I think every fat person in this society has felt the pain of thousands of microaggressions.  We get them every time we open a magazine or turn on the television to find another "hilarious" TV show making yet another fat joke.  This is liveable -- we live with it constantly.  But what needs to change is how we respond to individuals in our lives -- our parents, children, siblings, relatives, friends, coworkers.  What needs to change is how we respond in our liberal religious communities as well.  So far, my experience of our response has been that we see fat people among us as an "issue" to be addressed, and the mode for addressing it is to complain or shame.  How could our response be different?

When I was a new minister, a complaint came to my committee on ministry, and the complaint was that I was fat.  I think there were some surrounding words about how this would make the congregation look bad, because there were negative stereotypes about fat people.  "There are positive stereotypes, too," I responded.  "What are they?" I was asked, as I recall.  I talked about how fat people are seen as "jolly" (i.e.
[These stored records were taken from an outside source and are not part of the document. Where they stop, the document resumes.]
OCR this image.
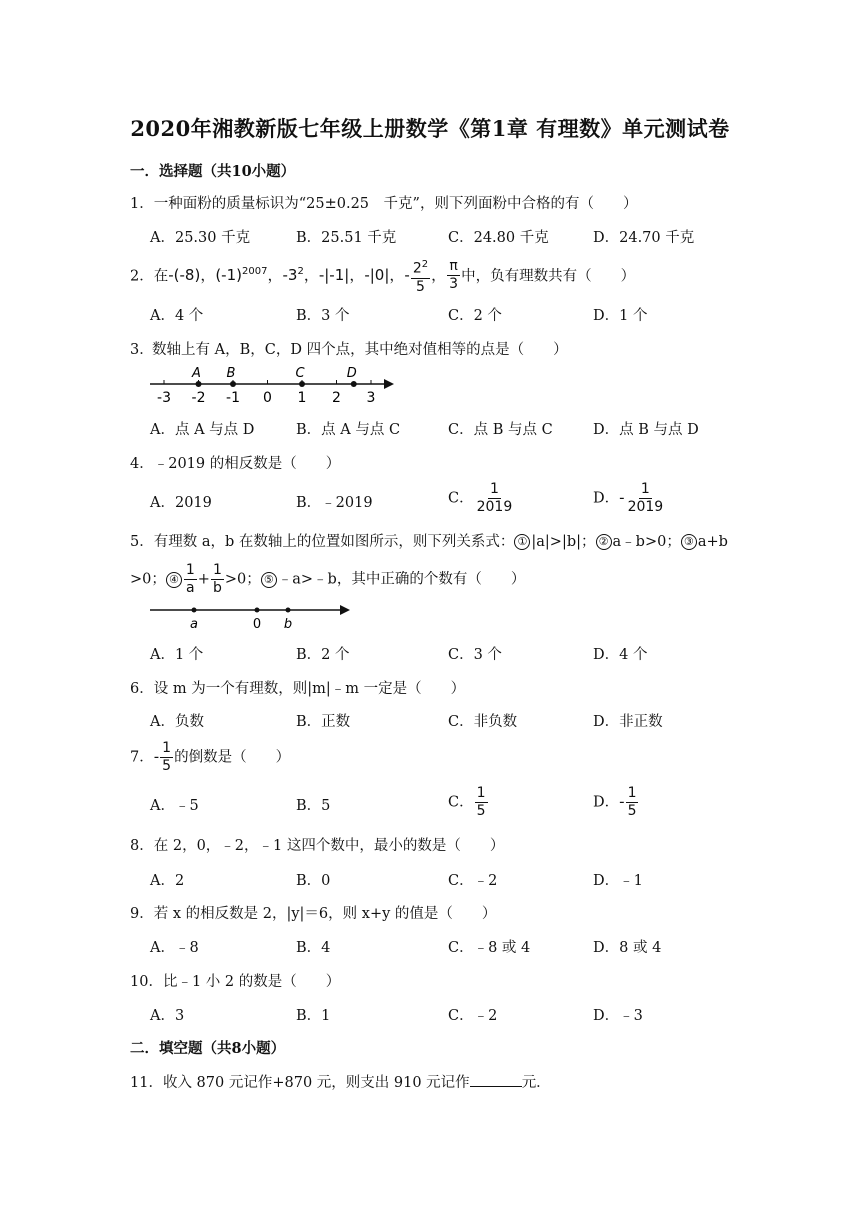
2020年湘教新版七年级上册数学《第1章 有理数》单元测试卷
一．选择题（共10小题）
1．一种面粉的质量标识为“25±0.25　千克”，则下列面粉中合格的有（　　）
A．25.30 千克	B．25.51 千克	C．24.80 千克	D．24.70 千克
2．在-(-8)，$(-1)^{2007}$，$-3^2$，-|-1|，-|0|，- $\frac{2^2}{5}$ ， $\frac{\pi}{3}$ 中，负有理数共有（　　）
A．4 个	B．3 个	C．2 个	D．1 个
3．
数轴上有 A，B，C，D 四个点，其中绝对值相等的点是（　　）
-3 -2 -1 0 1 2 3
A B	C	D
A．点 A 与点 D	B．点 A 与点 C	C．点 B 与点 C	D．点 B 与点 D
4．﹣2019 的相反数是（　　）
A．2019	B．﹣2019	C． $\frac{1}{2019}$	D．- $\frac{1}{2019}$
5．有理数 a，b 在数轴上的位置如图所示，则下列关系式： ① |a|>|b|； ② a﹣b>0； ③ a+b
>0； ④ $\frac{1}{a} + \frac{1}{b} >0$； ⑤ ﹣a>﹣b，其中正确的个数有（　　）
a	0 b
A．1 个	B．2 个	C．3 个	D．4 个
6．设 m 为一个有理数，则|m|﹣m 一定是（　　）
A．负数	B．正数	C．非负数	D．非正数
7．- $\frac{1}{5}$ 的倒数是（　　）
A．﹣5	B．5	C． $\frac{1}{5}$	D．- $\frac{1}{5}$
8．在 2，0，﹣2，﹣1 这四个数中，最小的数是（　　）
A．2	B．0	C．﹣2	D．﹣1
9．若 x 的相反数是 2，|y|＝6，则 x+y 的值是（　　）
A．﹣8	B．4	C．﹣8 或 4	D．8 或 4
10．比﹣1 小 2 的数是（　　）
A．3	B．1	C．﹣2	D．﹣3
二．填空题（共8小题）
11．收入 870 元记作+870 元，则支出 910 元记作	元．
Santa), as goddess-like (when female), as friendly and approachable.  Fat people being seen as asexual could even been a benefit in the ministry, arguably.  All of these "positive" stereotypes are still stereotypes and no more real than the negative ones, of course.  But mostly, I said, in seeing a fat minister, other fat people might see themselves as welcomed, as valued, and as acceptable to our community. 

That's the vision I hold out -- fat people could walk into your sanctuary and know instantly that they are welcomed in your church.  What would it take to make that a reality?  What signals might be sending the opposite message?  How can they be addressed?  It's time for more Unitarian Universalists to take up this question -- to preach it, to teach it, and to live it.